3) Run out of money: Watch how much you withdraw
Another point to consider is your withdrawal rate in retirement. If you underestimate your expenses or don’t stay on top of your portfolio’s performance, you could run out of money. An important part of retirement planning is to monitor and adjust your assets with a prudent distribution plan, so you continue to receive income throughout your retirement.
4) Pension supplement: Guaranteed sources of income
Most retirees qualify for Social Security benefits, which are guaranteed to continue until you pass away. One way to increase that benefit is to wait until full retirement age to start drawing them. You can accrue a higher amount if you wait even longer; the Delayed Retirement Credit accrues an additional 8 percent a year up to age 70.
A retiree who does not receive an employer pension also might want to consider using some of his assets to purchase an income annuity.
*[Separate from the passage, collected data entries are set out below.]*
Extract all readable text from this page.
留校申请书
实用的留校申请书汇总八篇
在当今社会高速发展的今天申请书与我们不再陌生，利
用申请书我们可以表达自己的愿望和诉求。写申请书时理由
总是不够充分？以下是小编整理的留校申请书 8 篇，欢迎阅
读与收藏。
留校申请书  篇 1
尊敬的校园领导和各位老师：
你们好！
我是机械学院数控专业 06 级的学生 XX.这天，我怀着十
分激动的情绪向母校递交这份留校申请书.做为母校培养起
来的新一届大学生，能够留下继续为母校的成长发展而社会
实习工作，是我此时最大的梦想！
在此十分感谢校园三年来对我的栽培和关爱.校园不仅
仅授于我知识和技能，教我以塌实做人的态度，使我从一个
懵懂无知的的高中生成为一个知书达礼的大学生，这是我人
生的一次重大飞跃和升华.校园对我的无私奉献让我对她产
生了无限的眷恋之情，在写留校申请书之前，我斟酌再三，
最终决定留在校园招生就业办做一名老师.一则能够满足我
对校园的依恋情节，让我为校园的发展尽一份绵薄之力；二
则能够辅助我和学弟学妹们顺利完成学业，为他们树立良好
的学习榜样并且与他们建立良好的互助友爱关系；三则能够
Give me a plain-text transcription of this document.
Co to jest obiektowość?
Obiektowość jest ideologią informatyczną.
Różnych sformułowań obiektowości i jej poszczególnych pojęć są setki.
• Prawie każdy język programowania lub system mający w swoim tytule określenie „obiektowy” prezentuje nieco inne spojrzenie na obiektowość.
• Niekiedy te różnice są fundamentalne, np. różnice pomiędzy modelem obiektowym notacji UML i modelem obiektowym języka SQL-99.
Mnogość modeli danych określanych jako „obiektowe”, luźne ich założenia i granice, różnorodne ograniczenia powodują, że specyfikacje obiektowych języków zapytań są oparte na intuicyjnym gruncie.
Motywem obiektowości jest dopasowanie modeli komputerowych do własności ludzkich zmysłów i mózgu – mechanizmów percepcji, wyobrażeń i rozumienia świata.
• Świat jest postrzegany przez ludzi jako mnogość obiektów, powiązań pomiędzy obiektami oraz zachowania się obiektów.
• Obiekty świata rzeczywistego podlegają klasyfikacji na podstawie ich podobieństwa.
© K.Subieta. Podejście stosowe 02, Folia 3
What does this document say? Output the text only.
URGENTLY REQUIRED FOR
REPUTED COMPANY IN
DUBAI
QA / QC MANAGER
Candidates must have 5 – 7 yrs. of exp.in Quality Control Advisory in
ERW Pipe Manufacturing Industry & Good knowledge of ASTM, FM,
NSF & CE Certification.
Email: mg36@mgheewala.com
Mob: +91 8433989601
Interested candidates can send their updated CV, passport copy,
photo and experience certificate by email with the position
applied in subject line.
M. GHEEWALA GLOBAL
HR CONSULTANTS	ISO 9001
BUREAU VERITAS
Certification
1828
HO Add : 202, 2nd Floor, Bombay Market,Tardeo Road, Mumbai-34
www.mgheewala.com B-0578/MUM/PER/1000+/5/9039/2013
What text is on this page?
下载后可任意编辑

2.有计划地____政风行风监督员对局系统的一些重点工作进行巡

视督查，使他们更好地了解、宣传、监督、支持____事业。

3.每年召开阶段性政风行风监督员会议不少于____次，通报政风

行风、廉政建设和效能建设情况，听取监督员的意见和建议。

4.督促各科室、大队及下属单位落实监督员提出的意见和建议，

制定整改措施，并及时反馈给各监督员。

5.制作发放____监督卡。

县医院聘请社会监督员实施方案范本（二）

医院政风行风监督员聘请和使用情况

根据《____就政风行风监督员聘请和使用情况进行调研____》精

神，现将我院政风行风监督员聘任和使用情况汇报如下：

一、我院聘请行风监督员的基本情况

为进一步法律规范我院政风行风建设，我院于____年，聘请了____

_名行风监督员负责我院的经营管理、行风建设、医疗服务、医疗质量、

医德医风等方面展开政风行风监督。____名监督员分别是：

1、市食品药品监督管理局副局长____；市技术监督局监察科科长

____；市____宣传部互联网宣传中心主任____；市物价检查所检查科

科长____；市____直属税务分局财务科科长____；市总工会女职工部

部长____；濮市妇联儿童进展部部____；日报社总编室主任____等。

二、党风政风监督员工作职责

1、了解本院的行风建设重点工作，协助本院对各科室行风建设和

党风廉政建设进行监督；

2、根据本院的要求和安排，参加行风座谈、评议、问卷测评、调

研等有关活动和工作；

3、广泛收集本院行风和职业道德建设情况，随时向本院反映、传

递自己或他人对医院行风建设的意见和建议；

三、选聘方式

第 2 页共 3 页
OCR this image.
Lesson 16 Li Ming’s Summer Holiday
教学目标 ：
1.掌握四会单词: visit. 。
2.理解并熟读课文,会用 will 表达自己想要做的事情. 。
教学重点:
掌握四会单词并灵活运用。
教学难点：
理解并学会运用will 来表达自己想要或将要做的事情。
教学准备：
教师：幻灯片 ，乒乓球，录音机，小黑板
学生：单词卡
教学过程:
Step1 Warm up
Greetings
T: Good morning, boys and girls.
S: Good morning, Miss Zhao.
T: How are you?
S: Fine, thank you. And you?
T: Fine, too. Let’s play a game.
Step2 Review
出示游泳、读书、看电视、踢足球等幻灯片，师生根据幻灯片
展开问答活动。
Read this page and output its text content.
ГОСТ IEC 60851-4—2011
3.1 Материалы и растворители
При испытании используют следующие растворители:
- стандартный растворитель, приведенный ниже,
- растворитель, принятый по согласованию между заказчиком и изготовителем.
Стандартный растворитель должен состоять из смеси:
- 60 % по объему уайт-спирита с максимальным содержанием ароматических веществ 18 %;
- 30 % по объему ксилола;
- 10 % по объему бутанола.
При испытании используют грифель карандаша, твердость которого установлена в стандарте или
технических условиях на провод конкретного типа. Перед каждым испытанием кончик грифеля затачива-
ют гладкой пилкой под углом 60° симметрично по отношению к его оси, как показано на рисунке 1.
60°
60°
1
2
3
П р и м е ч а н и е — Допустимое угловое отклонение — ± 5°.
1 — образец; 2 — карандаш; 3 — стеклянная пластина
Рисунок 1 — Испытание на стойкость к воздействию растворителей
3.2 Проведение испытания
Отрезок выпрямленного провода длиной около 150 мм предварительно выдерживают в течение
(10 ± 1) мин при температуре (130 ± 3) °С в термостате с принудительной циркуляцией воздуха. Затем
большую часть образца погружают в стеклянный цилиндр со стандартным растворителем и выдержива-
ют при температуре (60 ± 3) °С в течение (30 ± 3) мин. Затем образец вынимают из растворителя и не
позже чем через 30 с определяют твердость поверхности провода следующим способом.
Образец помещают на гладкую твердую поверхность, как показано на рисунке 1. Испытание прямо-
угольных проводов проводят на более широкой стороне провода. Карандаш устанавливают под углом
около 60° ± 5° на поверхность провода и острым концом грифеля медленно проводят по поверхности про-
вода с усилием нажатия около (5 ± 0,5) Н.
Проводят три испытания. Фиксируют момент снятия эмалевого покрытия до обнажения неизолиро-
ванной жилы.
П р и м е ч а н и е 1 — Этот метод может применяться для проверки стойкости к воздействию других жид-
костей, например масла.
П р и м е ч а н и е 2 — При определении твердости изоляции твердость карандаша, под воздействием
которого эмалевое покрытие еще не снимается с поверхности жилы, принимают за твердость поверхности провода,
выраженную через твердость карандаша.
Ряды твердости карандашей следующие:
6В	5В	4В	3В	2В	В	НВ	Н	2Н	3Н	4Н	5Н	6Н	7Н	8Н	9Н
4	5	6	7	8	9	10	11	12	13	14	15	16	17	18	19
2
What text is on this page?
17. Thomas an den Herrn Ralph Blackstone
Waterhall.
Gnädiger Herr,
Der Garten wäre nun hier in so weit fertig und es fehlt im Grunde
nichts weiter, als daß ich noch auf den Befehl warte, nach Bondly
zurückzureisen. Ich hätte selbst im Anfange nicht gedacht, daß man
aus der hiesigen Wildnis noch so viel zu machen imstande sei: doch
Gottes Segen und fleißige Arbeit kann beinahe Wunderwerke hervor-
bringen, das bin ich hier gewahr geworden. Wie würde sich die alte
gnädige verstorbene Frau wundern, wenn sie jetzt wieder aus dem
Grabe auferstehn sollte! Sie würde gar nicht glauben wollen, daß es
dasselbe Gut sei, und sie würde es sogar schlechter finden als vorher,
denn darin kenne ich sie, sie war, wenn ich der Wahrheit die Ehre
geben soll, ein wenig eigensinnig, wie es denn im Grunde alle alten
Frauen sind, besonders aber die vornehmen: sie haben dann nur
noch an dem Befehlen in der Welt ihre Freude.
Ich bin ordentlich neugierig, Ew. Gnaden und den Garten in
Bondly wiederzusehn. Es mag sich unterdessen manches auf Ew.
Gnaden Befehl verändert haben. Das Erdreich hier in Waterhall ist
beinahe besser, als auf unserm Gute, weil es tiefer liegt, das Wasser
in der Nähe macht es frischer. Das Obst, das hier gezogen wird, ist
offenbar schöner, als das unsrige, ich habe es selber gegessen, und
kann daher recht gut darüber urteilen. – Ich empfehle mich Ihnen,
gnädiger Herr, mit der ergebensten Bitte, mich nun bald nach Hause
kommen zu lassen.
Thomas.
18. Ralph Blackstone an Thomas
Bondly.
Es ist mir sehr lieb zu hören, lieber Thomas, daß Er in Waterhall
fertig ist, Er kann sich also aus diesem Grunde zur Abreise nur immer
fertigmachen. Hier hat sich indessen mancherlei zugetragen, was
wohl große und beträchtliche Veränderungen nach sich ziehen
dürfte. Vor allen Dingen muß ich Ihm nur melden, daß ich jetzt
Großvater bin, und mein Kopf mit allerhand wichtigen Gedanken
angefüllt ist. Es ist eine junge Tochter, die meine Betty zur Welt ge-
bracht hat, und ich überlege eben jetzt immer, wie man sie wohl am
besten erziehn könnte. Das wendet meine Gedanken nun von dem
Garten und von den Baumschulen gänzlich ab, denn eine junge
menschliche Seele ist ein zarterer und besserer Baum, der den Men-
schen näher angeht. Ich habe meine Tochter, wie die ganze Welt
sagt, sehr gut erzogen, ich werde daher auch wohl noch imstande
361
An annuity is a contract purchased with a lump sum that guarantees to pay out a specific or minimum level of income for a certain period of time; you can even choose a guaranteed lifetime option in exchange for a reduced payout. Bear in mind, though, that an annuity typically is an irrevocable purchase, and can be quite complicated in the various options its offers (i.e., inflation hedge, long-term care rider, death benefits) and fees charged. It’s a good idea to work with a financial advisor or experienced insurance agent to help you decide if, and which one, is right for your situation.
5) Living longer: Work longer
Many folks are willing to keep working past the traditional age in anticipation of needing more retirement income. This allows you to save more and give your investments more time to grow. However, bear in mind that tax-deferred accounts such as 401(k) plans and traditional IRAs mandate Required Minimum Distributions (RMD) starting at age 70½. If you work past 70, you may have to take money from these accounts even if you don’t need it. Note too, that RMDs are taxed as regular income (in most cases) and must be withdrawn before Dec. 31 of each year.
6) Living large: Rightsize
If you’re worried about running out of retirement income, there are other options to consider. For example, sell your home and downsize to something smaller. This might be a good move if you want to travel early on during retirement, as a condominium is a lot easier to maintain if you’re gone for long periods of time. Also, take a look at any big-ticket expenses you might not be able to sustain during retirement, such as trading in an expensive country club membership for tee times at a public golf course. The point is to right-size your lifestyle to match your retirement income, not the other way around.